Table XIII presents approximately the actual condition in regard to responsibilities assumed for the help or support of parents and others. Whether the following table, which will show the proportion of wages thus given, is equally reliable, is an open question. It is difficult to estimate at a moment's notice what one spends or gives for any one object. To determine with any degree of accuracy the amount one spends in a year for clothing is not always an easy thing to do. So the answers given must involve a large amount of involuntary misstatement. The following table, therefore, may be taken with allowances. It gives the result of many averages thus hastily struck by the domestics interviewed, and shows the number and percentage of colored servants who regularly give one-half, more than one-half or less than one-half their wages toward the support of those dependent on them.
TABLE XIII.
NUMBER AND PERCENTAGE OF COLORED DOMESTIC SERVANTS IN PHILADELPHIA HAVING PARENTS OR OTHERS DEPENDENT ON THEM.
(607 Cases.)
TABLE XIV.
NUMBER AND PERCENTAGE OF COLORED DOMESTIC SERVANTS OF PHILADELPHIA SUPPORTING OTHERS, BY SEX AND PROPORTION OF WAGES GIVEN.
Many who do help their parents and others report that they “can not estimate how much it takes.” Fifteen, however, who give no estimate as to proportion of wages given, say very plainly that it “takes all I make,” or, it “takes everything but eno’ to clothe me.” One married man of forty is supporting his “sister's little girl,” who, he says, is “like an adopted child to us. Her father and mother are living but they have three or four besides her to support.” This man earns thirty dollars a month, on which he supports his own family and his sister's little girl, and is also saving in the bank and has a one-dollar fee in a sick benefit society.
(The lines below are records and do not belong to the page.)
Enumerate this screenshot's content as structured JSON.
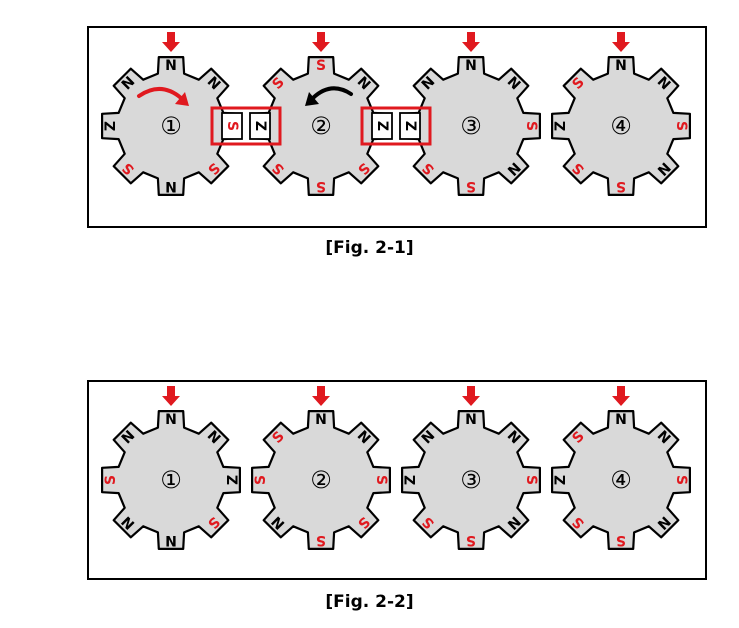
{
  "colors": {
    "north": "#000000",
    "south": "#e0191f",
    "arrow": "#e0191f",
    "gear_fill": "#d9d9d9",
    "highlight": "#e0191f"
  },
  "figures": [
    {
      "caption": "[Fig. 2-1]",
      "gears": [
        {
          "number": "1",
          "poles": [
            "N",
            "N",
            "Z",
            "S",
            "N",
            "S",
            "Z",
            "N"
          ],
          "input_arrow": true
        },
        {
          "number": "2",
          "poles": [
            "S",
            "N",
            "S",
            "S",
            "S",
            "S",
            "Z",
            "S"
          ],
          "input_arrow": true
        },
        {
          "number": "3",
          "poles": [
            "N",
            "N",
            "S",
            "N",
            "S",
            "S",
            "Z",
            "N"
          ],
          "input_arrow": true
        },
        {
          "number": "4",
          "poles": [
            "N",
            "N",
            "S",
            "N",
            "S",
            "S",
            "Z",
            "S"
          ],
          "input_arrow": true
        }
      ],
      "rotation_arrows": [
        {
          "gear": 1,
          "direction": "clockwise",
          "color": "#e0191f"
        },
        {
          "gear": 2,
          "direction": "counterclockwise",
          "color": "#000000"
        }
      ],
      "highlight_boxes": [
        {
          "between": [
            1,
            2
          ],
          "labels": [
            "S",
            "Z"
          ]
        },
        {
          "between": [
            2,
            3
          ],
          "labels": [
            "Z",
            "Z"
          ]
        }
      ]
    },
    {
      "caption": "[Fig. 2-2]",
      "gears": [
        {
          "number": "1",
          "poles": [
            "N",
            "N",
            "Z",
            "S",
            "N",
            "N",
            "S",
            "N"
          ],
          "input_arrow": true
        },
        {
          "number": "2",
          "poles": [
            "N",
            "N",
            "S",
            "S",
            "S",
            "N",
            "S",
            "S"
          ],
          "input_arrow": true
        },
        {
          "number": "3",
          "poles": [
            "N",
            "N",
            "S",
            "N",
            "S",
            "S",
            "Z",
            "N"
          ],
          "input_arrow": true
        },
        {
          "number": "4",
          "poles": [
            "N",
            "N",
            "S",
            "N",
            "S",
            "S",
            "Z",
            "S"
          ],
          "input_arrow": true
        }
      ],
      "rotation_arrows": [],
      "highlight_boxes": []
    }
  ]
}
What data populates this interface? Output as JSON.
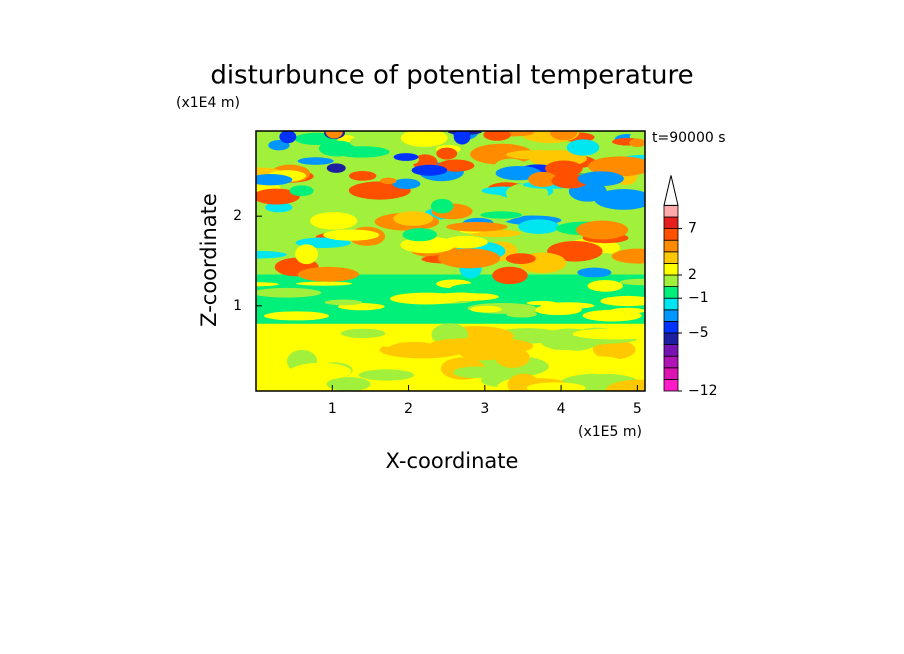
{
  "chart_data": {
    "type": "contour",
    "title": "disturbunce of potential temperature",
    "xlabel": "X-coordinate",
    "ylabel": "Z-coordinate",
    "xunit": "(x1E5 m)",
    "yunit": "(x1E4 m)",
    "annotation": "t=90000 s",
    "xlim": [
      0,
      5.1
    ],
    "xticks": [
      1,
      2,
      3,
      4,
      5
    ],
    "ylim": [
      0.05,
      2.95
    ],
    "yticks": [
      1,
      2
    ],
    "colorbar": {
      "levels": [
        -12,
        -10,
        -8,
        -7,
        -6,
        -5,
        -3,
        -2,
        -1,
        1,
        2,
        3,
        4,
        5,
        7,
        9,
        11
      ],
      "colors": [
        "#ff1cc8",
        "#dc14b4",
        "#b014b4",
        "#7814b4",
        "#1e1ea0",
        "#0032ff",
        "#0096ff",
        "#00e6f0",
        "#00f07a",
        "#a0f03c",
        "#ffff00",
        "#ffc800",
        "#ff8c00",
        "#ff5000",
        "#e61e1e",
        "#ffaaaa"
      ],
      "ticks": [
        {
          "value": -12,
          "label": "−12"
        },
        {
          "value": -5,
          "label": "−5"
        },
        {
          "value": -1,
          "label": "−1"
        },
        2,
        7
      ]
    }
  }
}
One young “waiter-man,” earning twenty-five dollars a month, is “making a home for his mother” and helping three sisters besides. But none of these cases appear in Table XIV, since none of them could give any kind of an estimate of the proportion of earnings given. That considerable was given in each of these cases, however, is obvious, and many similar instances might be cited. It is almost invariably true of bell boys and errand boys and girls that they take their entire earnings home to their parents to swell the general store. One young bell boy said that he “took all he earned home to his mother except twenty-five cents he kept himself and she saved that for him.”
Summary.—A large part of the earnings of the colored domestics of the ward are thus seen to go towards the support of parents and dependents. This generosity towards their own will be attested, it is believed, by everyone who has had any considerable knowledge of the colored people. When one remembers that the same thing is noticeably true of the Jews, the thought naturally occurs that it is perhaps an instinct of self-preservation, which reveals itself among oppressed races.
Again, that with a majority of Negroes, some part of their earnings are steadily “put by for a nest egg” —to use one of their own quaint expressions—will doubtless be similarly attested. There is of course much extravagance among Negroes. Much is doubtless spent for amusement, much certainly goes for finery. These outlays are comparatively large with some among the colored domestics of Philadelphia, although the facts which came to the knowledge of the investigator during these nine months in Philadelphia seemed to indicate that, speaking broadly, the colored domestics of that city are a thrifty class of people.